In this paper, I analyze the effect of independent practice of nurse practitioners. In states where nurse practitioners can work independently (currently 23 out of 50), they tend to be more present in places where primary care physicians are lacking. By doing so, they can carry out more of those visits that physicians would normally carry out in cities. The location choice of nurse practitioners is therefore influenced by this margin when they are free to operate without supervision. First, I show that independent practices of nurse practitioners are particularly prevalent in rural areas and in health professional shortage areas in states where their independent practices are allowed. In states where this is not the case, nurse practitioners are concentrated in cities, as they are subject to physicians’ supervision. Because of this, policy changes that allow nurse practitioners to operate independently can be beneficial as they increase the provision of health care to areas which are not covered by physicians. However, the presence of nurse practitioners can subsequently deters physicians’ entry. Due to nurse practitioners’ more limited scope of practice compared to primary care physicians, the number of types of procedures carried out can in fact decrease. I conclude by analyzing which of these two effects is the strongest.

 

 

Older Work (Pre-PhD):

“High Product Complexity with Low Financial Literacy in a World of Rationally Bounded Individuals,” MSc Thesis, July 2015, Bocconi University (Draft)

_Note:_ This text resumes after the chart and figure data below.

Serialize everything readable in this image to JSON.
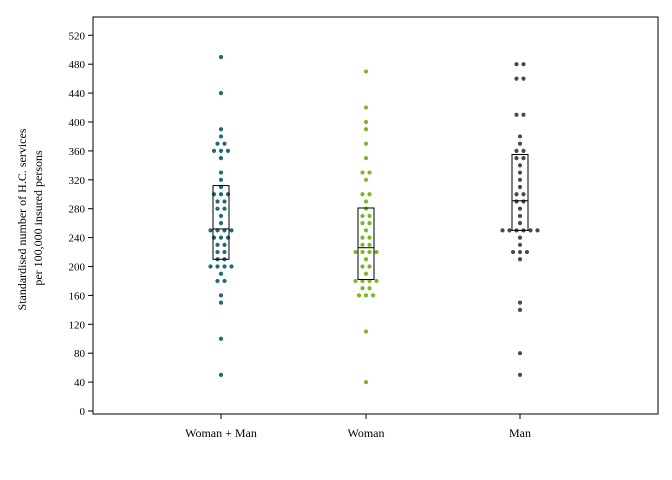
{
  "chart_data": {
    "type": "scatter",
    "title": "",
    "xlabel": "",
    "ylabel": [
      "Standardised number of H.C. services",
      "per 100,000 insured persons"
    ],
    "ylim": [
      0,
      540
    ],
    "yticks": [
      0,
      40,
      80,
      120,
      160,
      200,
      240,
      280,
      320,
      360,
      400,
      440,
      480,
      520
    ],
    "grid": false,
    "legend": "none",
    "categories": [
      "Woman + Man",
      "Woman",
      "Man"
    ],
    "series": [
      {
        "category": "Woman + Man",
        "color": "#1f6b74",
        "values": [
          490,
          440,
          390,
          380,
          370,
          370,
          360,
          360,
          360,
          350,
          330,
          320,
          310,
          300,
          300,
          300,
          290,
          290,
          280,
          280,
          270,
          260,
          250,
          250,
          250,
          250,
          240,
          240,
          240,
          230,
          230,
          220,
          220,
          210,
          210,
          200,
          200,
          200,
          200,
          190,
          180,
          180,
          160,
          150,
          100,
          50
        ],
        "box": {
          "q1": 210,
          "median": 252,
          "q3": 312
        }
      },
      {
        "category": "Woman",
        "color": "#7ab827",
        "values": [
          470,
          420,
          400,
          390,
          370,
          350,
          330,
          330,
          320,
          300,
          300,
          290,
          280,
          270,
          270,
          260,
          260,
          250,
          240,
          240,
          230,
          230,
          220,
          220,
          220,
          220,
          210,
          200,
          200,
          190,
          180,
          180,
          180,
          180,
          170,
          170,
          160,
          160,
          160,
          110,
          40
        ],
        "box": {
          "q1": 182,
          "median": 226,
          "q3": 281
        }
      },
      {
        "category": "Man",
        "color": "#4a4a4a",
        "values": [
          480,
          480,
          460,
          460,
          410,
          410,
          380,
          370,
          360,
          360,
          350,
          350,
          340,
          330,
          320,
          310,
          300,
          300,
          290,
          290,
          280,
          270,
          260,
          250,
          250,
          250,
          250,
          250,
          250,
          240,
          230,
          220,
          220,
          220,
          210,
          150,
          140,
          80,
          50
        ],
        "box": {
          "q1": 250,
          "median": 291,
          "q3": 355
        }
      }
    ]
  }
}
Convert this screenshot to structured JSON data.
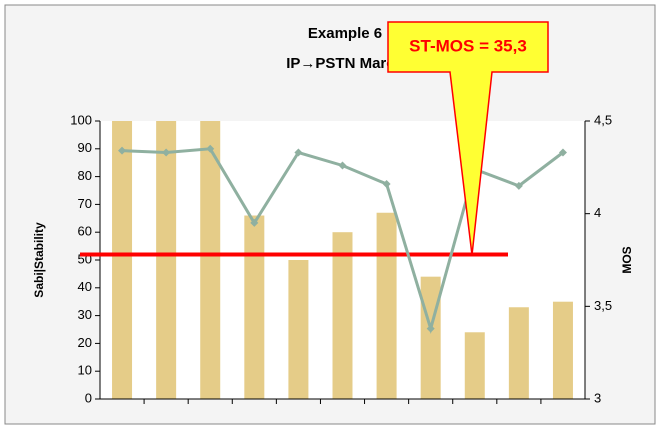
{
  "chart_data": {
    "type": "bar_line",
    "title": "Example 6",
    "subtitle": "IP→PSTN March",
    "y_label": "Sabi|Stability",
    "y2_label": "MOS",
    "annotation": "ST-MOS = 35,3",
    "categories": [
      null,
      null,
      null,
      null,
      null,
      null,
      null,
      null,
      null,
      null,
      null
    ],
    "series": [
      {
        "name": "Stability",
        "color": "#e5cc88",
        "values": [
          100,
          100,
          100,
          66,
          50,
          60,
          67,
          44,
          24,
          33,
          35
        ]
      },
      {
        "name": "MOS",
        "color": "#8fb0a0",
        "axis": "y2",
        "values": [
          4.34,
          4.33,
          4.35,
          3.95,
          4.33,
          4.26,
          4.16,
          3.38,
          4.24,
          4.15,
          4.33
        ]
      }
    ],
    "reference_line": {
      "value": 52,
      "color": "#ff0000"
    },
    "ylim": [
      0,
      100
    ],
    "yticks": [
      0,
      10,
      20,
      30,
      40,
      50,
      60,
      70,
      80,
      90,
      100
    ],
    "y2lim": [
      3,
      4.5
    ],
    "y2ticks": [
      3,
      {
        "value": 3.5,
        "label": "3,5"
      },
      4,
      {
        "value": 4.5,
        "label": "4,5"
      }
    ]
  }
}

This thesis combines the concepts of bounded rationality, product complexity, obfuscation, and trust to build a theoretical model which attempts to answer the following question: why do financially illiterate individuals hold highly complex financial products? In my thesis, investors have different degrees of sophistication, with unsophisticated investors being rationally bounded; financial institutions are able to exploit these differences to maximize their profits leading to discriminatory pricing of those product characteristics unobserved by unsophisticated individuals. Having to deal with the possibility of contamination between the two groups, financial institutions solve for the optimal time to reshuffle their product offerings, resetting the proportion of unsophisticated individuals back to the original one. Trust, proxied by the number of years the consumer has been dealing with the same financial intermediary, leads to high switching costs for unsophisticated investors. The latter are then eager to pay a higher price than the fair one, even after learning has occurred. If investors trust financial institutions, the latter are able to earn positive profits in equilibrium without the use of obfuscation (the absence of reshuffling of their products to eliminate the benefits unsophisticated investors obtain from learning). Limiting myself to a Bertrand setting, I can solve for equilibrium prices and consumers’ and financial institutions’ behavior when the complexity of products is not too high. Despite this restriction, the results found can be interesting if applied to products which can be easily compared across institutions, such as mortgages.